Biochemical approaches to identify the lncRNA–protein complexes are constantly expanding along with computational technologies. Compared with biochemical assays, the bioinformatics is more convenient and rapid for large-scale predictions of protein–lncRNA associations. Tartaglia’s group developed the algorithm, ‘fast predictions of RNA and protein interactions and domains at the Center for Genomic Regulation, Barcelona, Catalonia’ (catRAPID), which evaluates interaction propensities of polypeptide and nucleotide chains using their physicochemical properties [49]. catRAPID was used to predict RNA–protein interactions in neurodegenerative disorders, in which RNA-binding proteins apparently have a major role [83]. Recently, this method was used to predict protein interactions in the Xist regulatory network [84], and data show that catRAPID is powerful for predicting RNA–protein interactions from sequences. However, prediction of lncRNAs function is generally hampered by poor sequence homology and lack of interaction data. Consequently, Lu and colleagues developed a new computational method, lncPro, to predict lncRNA–protein interactions. Compared to CatRAPID, lncPro is computational-friendly and does not lead to nonsensical cross terms. Applying lncPro to all human proteins, this laboratory reported that long non-coding RNAs tend to interact with nuclear and RNA-binding proteins [50]. However, this technique is limited for finding the direct lncRNA–protein interaction s due to the volume of proteins. Recently, to gain insights into global relationships between lncRNAs and their binding proteins, Shang and colleagues constructed an lncRNA–protein network (LPN) including 177 lncRNAs, 92 proteins and confirmed 683 relationships between them, based on experimentally determined functional interactions [85]. Therefore, bioinformatics approaches to predicting lncRNA–protein interactions may guide future experimental approaches and facilitate a deeper understanding of the role of lncRNAs.

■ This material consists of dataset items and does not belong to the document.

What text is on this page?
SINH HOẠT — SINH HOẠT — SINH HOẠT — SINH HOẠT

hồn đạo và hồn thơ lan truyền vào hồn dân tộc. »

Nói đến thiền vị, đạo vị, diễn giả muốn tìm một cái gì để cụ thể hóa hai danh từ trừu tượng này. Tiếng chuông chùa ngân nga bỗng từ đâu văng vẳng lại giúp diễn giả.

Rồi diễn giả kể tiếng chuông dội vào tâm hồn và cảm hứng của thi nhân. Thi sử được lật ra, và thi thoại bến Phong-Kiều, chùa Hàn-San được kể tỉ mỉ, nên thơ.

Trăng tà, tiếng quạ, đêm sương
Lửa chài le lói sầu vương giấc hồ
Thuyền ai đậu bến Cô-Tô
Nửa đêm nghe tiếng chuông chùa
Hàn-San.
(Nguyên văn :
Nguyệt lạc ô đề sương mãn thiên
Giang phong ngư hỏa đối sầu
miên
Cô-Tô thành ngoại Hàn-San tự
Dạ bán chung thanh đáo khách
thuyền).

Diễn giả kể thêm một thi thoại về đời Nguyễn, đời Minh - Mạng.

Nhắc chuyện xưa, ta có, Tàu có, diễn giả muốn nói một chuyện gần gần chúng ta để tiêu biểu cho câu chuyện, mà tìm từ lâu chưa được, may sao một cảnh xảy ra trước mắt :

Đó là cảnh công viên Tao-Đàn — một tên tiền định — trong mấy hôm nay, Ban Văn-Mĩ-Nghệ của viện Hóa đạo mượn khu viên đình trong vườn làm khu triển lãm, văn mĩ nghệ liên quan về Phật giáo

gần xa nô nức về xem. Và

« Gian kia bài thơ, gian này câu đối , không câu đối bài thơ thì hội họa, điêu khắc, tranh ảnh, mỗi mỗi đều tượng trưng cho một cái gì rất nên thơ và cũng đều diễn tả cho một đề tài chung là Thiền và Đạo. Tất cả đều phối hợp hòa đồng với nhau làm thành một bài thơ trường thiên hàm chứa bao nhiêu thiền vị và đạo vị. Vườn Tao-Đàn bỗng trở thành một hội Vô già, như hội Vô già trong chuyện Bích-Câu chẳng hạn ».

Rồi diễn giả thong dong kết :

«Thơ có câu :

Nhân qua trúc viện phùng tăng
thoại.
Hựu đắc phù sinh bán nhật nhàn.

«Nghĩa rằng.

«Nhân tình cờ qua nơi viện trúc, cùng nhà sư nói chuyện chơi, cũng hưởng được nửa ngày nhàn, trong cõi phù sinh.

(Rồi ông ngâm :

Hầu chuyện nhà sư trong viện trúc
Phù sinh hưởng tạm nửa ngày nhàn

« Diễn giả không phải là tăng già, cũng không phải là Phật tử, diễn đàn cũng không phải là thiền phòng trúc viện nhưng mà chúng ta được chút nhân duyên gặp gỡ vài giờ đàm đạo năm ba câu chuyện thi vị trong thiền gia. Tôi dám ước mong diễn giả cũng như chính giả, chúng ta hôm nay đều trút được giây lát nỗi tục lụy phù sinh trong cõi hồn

Conclusions and perspectives

Given the multitude of non-coding transcripts discovered by second-generation deep sequencing, lncRNAs arouse interest to biological and bio-medical researchers. Recently, evidence has accumulated to support the idea that lncRNAs are critical to numerous biological processes, whereas the mechanisms by which lncRNA are poorly understood. Protein, an important partner for RNA in vivo, has been associated with molecular archetypes of lncRNA and we observed scaffolds, guides and decoys in these associations. However, some lncRNA interact with protein through more than one kind molecular mechanism. For example, HOTAIR is a scaffold for PCR2 and LSD1 as well as a guide to recruit PCR2 to target loci. Therefore molecular mechanisms behind lncRNA–protein interactions are complicated and rarely described. Study of lncRNAs interaction partners and the use of technologies to isolate and identify molecules associated with lncRNA are assisting researchers with the study of proteins and genomic DNA that directly and indirectly interplay with target lncRNAs. However, these interactions have not been studied across diverse species. As technologies improve, we may 1 day better understand evolution and functional mechanisms of lncRNAs.